SolarWinds© Kiwi Syslog© Server centralizes log management across network devices and servers. It is an affordable syslog management tool for network and systems engineers. It receives syslog messages and SNMP traps from network devices such as routers, switches, and firewalls, and Linux/Unix hosts. You can filter and view these messages based on time, hostname, severity, etc., and set up custom alerts. This tool also has built-in actions to react appropriately to syslog messages.
Kiwi Syslog Server includes many options for customization. For example, you can create rules to automatically respond to messages that meet the specified criteria, and you can set up schedules to automatically archive logs for regulatory compliance.
Rules can be sued to specify how Kiwi Syslog Server processes the syslog messages it receives. You can then customize each rule by setting filters and actions. Rules determine what actions Kiwi Syslog Server takes when it receives a message, and which messages trigger these actions.
Filters and actions are used to define rules. Filters determine which messages trigger actions. The output from the first filter becomes the input for the next filter. If a rule doesn’t include filters, all messages are acted on. Actions determine what happens when a message passes all filters. Actions are triggered when all the filters for a rule are evaluated as true. Multiple actions can be defined for each rule. Among others, actions can be defined to do the following:
- Display a message
- Log messages to a file
- Forward messages to another host
- Run an external program
- Send an email message
- Send a syslog message
- Log messages to a database
- Send an SNMP trap
- Run a script
You can add an action to run a script to filter or parse the current message. You can use the action to run a custom parsing script that breaks the syslog message down into various sub-fields. The values can then be assigned to custom fields and logged to a database. Example parsing scripts can be found in the \Scripts sub-directory in the Kiwi Syslog Server installation directory.
It’s also possible to use additional scripting languages, such as Perl, Python, or RubyScript. To use one of the mentioned languages, you must install the Active Scripting engine for that language.
During normal operation, the script files are cached after they have been read from disk. This improves the program speed and prevents additional I/O. If you modify the script externally and save it back to disk, the changes don’t take effect until the file is reloaded.
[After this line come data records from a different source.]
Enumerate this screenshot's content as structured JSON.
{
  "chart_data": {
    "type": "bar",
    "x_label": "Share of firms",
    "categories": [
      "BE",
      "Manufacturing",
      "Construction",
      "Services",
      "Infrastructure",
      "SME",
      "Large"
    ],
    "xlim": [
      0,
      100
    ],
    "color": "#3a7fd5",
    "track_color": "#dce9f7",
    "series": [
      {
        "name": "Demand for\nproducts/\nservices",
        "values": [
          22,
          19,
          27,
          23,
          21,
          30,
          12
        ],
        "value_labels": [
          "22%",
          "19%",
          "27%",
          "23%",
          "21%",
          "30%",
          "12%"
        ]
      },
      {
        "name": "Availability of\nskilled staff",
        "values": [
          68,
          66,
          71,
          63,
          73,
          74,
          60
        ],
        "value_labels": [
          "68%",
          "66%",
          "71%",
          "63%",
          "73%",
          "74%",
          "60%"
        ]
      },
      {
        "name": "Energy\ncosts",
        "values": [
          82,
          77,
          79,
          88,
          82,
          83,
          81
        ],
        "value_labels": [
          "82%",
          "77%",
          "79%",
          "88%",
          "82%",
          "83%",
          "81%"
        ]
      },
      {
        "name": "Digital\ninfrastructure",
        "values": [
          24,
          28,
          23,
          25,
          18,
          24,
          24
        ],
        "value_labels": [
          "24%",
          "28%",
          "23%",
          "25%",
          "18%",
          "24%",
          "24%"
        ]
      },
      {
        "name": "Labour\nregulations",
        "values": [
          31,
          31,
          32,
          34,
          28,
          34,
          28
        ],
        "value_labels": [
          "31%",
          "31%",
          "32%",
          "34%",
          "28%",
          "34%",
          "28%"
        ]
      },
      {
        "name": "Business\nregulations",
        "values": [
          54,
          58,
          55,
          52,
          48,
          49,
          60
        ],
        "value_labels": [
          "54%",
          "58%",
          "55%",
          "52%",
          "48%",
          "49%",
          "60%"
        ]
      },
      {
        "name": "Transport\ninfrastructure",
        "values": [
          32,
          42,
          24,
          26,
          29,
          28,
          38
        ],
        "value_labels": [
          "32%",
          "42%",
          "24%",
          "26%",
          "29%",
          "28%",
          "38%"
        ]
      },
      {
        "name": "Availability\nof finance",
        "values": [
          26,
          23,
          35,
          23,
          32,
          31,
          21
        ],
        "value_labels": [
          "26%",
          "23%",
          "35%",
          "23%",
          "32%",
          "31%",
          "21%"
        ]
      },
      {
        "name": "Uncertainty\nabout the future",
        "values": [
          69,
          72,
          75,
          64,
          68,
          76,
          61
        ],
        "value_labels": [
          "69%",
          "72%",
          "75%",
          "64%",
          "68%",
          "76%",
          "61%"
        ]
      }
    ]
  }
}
To trigger a script on a regular basis, you can:
- Create a scheduled task to run a script
- Enable a keep-alive message and add a Run Script action to run the script when the keep-alive message is received.
There are 16 custom statistics available for scripting. The system does not erase static values with each new message like the other script fields. You can view custom statistic values in the Statistics window under the Counters tab.
Fields, a globally accessible object, pass variables to and from the script. Variables are used to store data values you receive from messages. To access a variable, prefix "Fields." to the variable name. Depending on the read/write permissions you set for the action or scheduled task, the variables can be modified and returned for use in the syslog program. Custom fields are dynamic and clear with each new message. Use these fields to hold script results so you can use them in Log to file or Log to Database actions.
When you write scripts for use with Kiwi Syslog Server, you can find several built-in functions available from the Fields object.
When you add an action to run a script or create a scheduled task to run a script, use the following resource to help you write the script. Use the examples in the \Scripts folder located in the Kiwi Syslog Server installation directory to get started writing scripts. The folder contains sample scripts showing you how to play sounds, send email, log to file, and perform other actions.